To dissolve a mixture of oxides fe2o3 and feo weighing 10 g, 70 g of a solution of h2so4c W = 21%

To dissolve a mixture of oxides fe2o3 and feo weighing 10 g, 70 g of a solution of h2so4c W = 21% is required.

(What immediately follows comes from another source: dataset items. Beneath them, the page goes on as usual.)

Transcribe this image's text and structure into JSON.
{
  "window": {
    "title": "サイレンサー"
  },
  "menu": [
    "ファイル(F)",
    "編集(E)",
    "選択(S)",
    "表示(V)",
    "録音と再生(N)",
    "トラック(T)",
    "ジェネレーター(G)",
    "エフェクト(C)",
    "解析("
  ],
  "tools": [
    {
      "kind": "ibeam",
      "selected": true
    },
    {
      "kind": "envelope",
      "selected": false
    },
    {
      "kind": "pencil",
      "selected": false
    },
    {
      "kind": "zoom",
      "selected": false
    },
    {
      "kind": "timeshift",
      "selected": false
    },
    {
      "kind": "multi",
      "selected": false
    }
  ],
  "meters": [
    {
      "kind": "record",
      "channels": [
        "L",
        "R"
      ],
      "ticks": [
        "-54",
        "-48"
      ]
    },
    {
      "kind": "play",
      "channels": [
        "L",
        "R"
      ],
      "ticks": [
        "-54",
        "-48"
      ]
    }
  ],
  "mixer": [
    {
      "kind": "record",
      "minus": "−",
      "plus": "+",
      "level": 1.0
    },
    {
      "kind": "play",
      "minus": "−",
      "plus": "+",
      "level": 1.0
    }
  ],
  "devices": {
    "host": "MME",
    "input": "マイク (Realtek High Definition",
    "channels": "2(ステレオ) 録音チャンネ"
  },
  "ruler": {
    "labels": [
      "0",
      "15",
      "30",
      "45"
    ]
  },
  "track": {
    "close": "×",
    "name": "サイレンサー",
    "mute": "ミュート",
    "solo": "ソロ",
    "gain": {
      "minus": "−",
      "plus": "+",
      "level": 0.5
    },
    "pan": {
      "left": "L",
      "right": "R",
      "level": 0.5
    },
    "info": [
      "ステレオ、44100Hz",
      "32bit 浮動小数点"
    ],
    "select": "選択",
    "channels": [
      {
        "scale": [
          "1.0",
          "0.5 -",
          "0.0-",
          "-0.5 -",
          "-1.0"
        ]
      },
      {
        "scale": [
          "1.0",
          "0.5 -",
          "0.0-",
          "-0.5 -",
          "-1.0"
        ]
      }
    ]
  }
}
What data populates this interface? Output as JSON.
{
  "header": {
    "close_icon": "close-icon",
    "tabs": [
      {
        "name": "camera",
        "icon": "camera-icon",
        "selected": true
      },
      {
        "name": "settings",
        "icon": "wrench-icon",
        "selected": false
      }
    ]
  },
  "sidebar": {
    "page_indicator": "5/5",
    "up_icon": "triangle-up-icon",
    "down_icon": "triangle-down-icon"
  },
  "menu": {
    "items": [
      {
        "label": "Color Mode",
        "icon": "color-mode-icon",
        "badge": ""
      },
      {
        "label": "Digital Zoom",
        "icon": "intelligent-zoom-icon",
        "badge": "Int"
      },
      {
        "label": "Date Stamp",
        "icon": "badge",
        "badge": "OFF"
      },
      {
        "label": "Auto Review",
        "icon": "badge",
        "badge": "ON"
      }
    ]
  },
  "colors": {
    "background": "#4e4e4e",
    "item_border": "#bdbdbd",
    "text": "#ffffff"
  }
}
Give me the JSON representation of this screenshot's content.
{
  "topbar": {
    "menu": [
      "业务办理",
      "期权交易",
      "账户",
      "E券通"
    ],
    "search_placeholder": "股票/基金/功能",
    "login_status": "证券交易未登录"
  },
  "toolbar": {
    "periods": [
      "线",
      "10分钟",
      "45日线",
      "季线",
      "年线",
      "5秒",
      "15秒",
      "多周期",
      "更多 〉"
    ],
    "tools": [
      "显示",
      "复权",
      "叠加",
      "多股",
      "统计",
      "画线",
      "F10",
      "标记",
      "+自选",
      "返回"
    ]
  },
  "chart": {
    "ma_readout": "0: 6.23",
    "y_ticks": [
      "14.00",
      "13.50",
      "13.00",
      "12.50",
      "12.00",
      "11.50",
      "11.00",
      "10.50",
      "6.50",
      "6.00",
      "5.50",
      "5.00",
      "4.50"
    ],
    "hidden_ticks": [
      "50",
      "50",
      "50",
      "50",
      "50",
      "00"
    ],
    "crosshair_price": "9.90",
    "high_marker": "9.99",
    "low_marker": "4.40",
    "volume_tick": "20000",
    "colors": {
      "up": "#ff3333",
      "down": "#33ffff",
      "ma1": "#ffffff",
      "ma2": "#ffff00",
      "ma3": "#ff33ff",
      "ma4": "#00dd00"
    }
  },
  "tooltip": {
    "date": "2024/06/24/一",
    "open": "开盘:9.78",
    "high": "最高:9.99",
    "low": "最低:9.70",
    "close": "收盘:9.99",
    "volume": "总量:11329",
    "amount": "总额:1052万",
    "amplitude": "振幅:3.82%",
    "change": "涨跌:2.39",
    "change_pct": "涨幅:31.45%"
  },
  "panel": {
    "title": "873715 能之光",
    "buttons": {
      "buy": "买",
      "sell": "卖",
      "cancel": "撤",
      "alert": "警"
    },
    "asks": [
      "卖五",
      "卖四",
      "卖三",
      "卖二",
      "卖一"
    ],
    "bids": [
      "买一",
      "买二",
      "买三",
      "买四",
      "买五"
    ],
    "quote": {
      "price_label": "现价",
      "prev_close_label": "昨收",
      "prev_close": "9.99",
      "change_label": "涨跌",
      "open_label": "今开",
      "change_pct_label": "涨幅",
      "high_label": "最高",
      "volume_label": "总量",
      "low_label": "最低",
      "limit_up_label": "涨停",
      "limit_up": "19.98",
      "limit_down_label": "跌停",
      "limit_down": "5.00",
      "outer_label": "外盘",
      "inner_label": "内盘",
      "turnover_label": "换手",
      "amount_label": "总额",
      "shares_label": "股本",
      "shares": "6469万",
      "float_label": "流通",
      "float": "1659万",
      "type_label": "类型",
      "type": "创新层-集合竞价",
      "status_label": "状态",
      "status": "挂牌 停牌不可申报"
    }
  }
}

Find the mass fraction of oxygen in a given mixture of oxides.

Given:
m mixture (Fe2O3, FeO) = 10 g m solution (H2SO4) = 70 g ω (H2SO4) = 21%
Find: ω in the mixture (О) -?
Decision:
1) write the reaction equations: Fe2O3 + 3H2SO4 => Fe2 (SO4) 3 + 3H2O FeO + H2SO4 => FeSO4 + H2O
2) find the mass of dry matter MeOH: m (H2SO4) = m solution (H2SO4) * ω (H2SO4) / 100% = 70 * 21% / 100% = 14.7 g
3) find the total amount of substance H2SO4: n total. (H2SO4) = m (H2SO4) / Mr (H2SO4) = 14.7 / 98 = 0.15 mol
4) take the amount of the substance Fe2O3 for X, then the amount of the substance H2SO4 that reacted with Fe2O3 will be 3x (according to the reaction equation) n (Fe2O3) = x mol n1 (H2SO4) = 3 * n (Fe2O3) = 3x mol
5) find the amount of substance H2SO4 reacted with FeO: n2 (H2SO4) = n total. (H2SO4) – n1 (H2SO4) = 0.15 – 3x mol
6) find the amount of the substance FeO (according to the reaction equation): n (FeO) = n2 (H2SO4) = 0.15 – 3x mol
7) compose and solve the equation for finding the mass of a mixture of Fe2O3 and FeO: m mixture (Fe2O3, FeO) = m (Fe2O3) + m (FeO) = n (Fe2O3) * Mr (Fe2O3) + n (FeO) * Mr (FeO ) 10 = x * 160 + (0.15 – 3x) * 72 160x + 10.8 – 216x = 10 56x = 0.8 x = 0.014
8) find the amount of the substance Fe2O3 and FeO: n (Fe2O3) = x = 0.014 mol n (FeO) = 0.15 – 3x = 0.15 – 3 * 0.014 = 0.108 mol
9) find n (O) in a mixture of Fe2O3 and FeO: n (O in Fe2O3) = 3 * n (Fe2O3) = 3 * 0.014 = 0.042 mol n (O in FeO) = n (FeO) = 0.108 mol n (O ) = n (O in Fe2O3) + n (O in FeO) = 0.042 + 0.108 = 0.15 mol
10) find the mass of O: m (O) = n (O) * Mr (O) = 0.15 * 16 = 2.4 g 11) find the mass fraction of O in the mixture: ω in the mixture (O) = m (O ) * 100% / m mixture (Fe2O3, FeO) = 2.4 * 100% / 10 = 24%
Answer: the mass fraction of oxygen (O) in the mixture (Fe2O3, FeO) is 24%.